SELECT is the most important statement in SQL. It is how you retrieve data from your database. Everything else — inserts, updates, deletes — is just maintenance. SELECT is where you get the answers to your questions.

Selecting All Data

To get every row and every column from a table:

SELECT * FROM students;

The * means "all columns." This is great for exploring a table but not practical for large tables with millions of rows.

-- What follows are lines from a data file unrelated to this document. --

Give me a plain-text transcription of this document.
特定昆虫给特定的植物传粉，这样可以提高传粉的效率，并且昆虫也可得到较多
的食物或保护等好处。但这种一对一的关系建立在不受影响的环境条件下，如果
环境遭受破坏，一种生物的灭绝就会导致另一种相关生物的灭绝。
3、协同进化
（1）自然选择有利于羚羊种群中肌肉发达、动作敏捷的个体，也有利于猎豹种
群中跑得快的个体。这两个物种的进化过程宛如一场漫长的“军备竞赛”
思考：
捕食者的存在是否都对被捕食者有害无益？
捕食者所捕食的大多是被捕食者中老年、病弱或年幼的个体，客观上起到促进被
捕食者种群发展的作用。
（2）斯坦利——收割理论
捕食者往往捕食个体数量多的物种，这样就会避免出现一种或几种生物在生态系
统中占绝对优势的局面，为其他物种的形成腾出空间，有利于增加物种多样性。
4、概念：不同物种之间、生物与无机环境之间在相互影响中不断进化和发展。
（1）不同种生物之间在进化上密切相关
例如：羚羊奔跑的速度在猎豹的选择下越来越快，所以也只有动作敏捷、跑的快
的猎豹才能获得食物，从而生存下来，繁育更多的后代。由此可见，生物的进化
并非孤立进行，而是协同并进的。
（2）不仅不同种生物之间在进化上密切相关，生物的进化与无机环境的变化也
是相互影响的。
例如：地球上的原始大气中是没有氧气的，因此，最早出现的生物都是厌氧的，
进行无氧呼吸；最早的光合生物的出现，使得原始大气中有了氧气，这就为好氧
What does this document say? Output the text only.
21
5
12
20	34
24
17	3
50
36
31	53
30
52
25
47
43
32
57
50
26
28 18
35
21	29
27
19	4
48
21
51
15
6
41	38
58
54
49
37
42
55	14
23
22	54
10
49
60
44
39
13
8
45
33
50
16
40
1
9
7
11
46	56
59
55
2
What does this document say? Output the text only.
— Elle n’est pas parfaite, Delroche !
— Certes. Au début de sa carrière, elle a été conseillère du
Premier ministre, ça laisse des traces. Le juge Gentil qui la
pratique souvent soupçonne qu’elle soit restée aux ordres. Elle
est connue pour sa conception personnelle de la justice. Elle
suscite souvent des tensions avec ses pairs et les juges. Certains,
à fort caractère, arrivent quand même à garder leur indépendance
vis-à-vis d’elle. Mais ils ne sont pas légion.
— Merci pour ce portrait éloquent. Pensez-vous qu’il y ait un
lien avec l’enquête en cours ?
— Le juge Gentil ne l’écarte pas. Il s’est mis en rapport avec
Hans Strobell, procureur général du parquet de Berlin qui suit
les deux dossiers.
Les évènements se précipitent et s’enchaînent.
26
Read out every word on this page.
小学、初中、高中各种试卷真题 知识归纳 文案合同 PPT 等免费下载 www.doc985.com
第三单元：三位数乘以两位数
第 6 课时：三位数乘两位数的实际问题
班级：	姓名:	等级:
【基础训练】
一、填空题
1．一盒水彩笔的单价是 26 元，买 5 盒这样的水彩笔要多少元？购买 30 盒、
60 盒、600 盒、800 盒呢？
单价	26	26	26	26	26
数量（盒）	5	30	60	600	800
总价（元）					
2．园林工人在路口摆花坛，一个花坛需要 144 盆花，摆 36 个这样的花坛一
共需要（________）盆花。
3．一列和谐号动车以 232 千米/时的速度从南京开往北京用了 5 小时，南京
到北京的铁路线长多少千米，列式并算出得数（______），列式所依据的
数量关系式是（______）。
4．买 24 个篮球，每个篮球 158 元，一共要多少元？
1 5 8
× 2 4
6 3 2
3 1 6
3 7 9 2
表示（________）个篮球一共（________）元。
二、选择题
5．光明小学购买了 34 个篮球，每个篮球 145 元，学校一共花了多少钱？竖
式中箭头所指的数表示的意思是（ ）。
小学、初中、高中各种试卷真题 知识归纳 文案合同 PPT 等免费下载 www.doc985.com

Selecting Specific Columns

Most of the time, you only need certain columns:

SELECT first_name, last_name, email FROM students;

This is faster and cleaner. Only fetch the data you actually need.

Column Aliases

You can rename columns in your results using AS:

SELECT
  first_name AS "First Name",
  last_name AS "Last Name",
  email AS "Email Address"
FROM students;

This is useful when you want friendlier column names in your results, especially when building reports or feeding data to an application.

Filtering with WHERE

Use WHERE to filter rows:

SELECT first_name, last_name
FROM students
WHERE enrollment_date > '2023-01-01';

Only students who enrolled after January 1, 2023 will be returned. We will cover more filtering options in the WHERE lesson.

Sorting with ORDER BY

Sort your results:

SELECT first_name, last_name, date_of_birth
FROM students
ORDER BY date_of_birth DESC;

ASC sorts ascending (smallest first) and DESC sorts descending (largest first). ASC is the default.

Limiting Results

When working with large tables, you often want just the first few rows:

SELECT first_name, last_name
FROM students
ORDER BY enrollment_date DESC
LIMIT 10;

This gives you the 10 most recently enrolled students. You can also use OFFSET to skip rows:

SELECT first_name, last_name
FROM students
ORDER BY enrollment_date DESC
LIMIT 10 OFFSET 20;

This skips the first 20 and returns the next 10. Useful for pagination.

Removing Duplicates

Use DISTINCT to eliminate duplicate rows:

SELECT DISTINCT last_name
FROM students
ORDER BY last_name;

This returns each unique last name only once, regardless of how many students share it.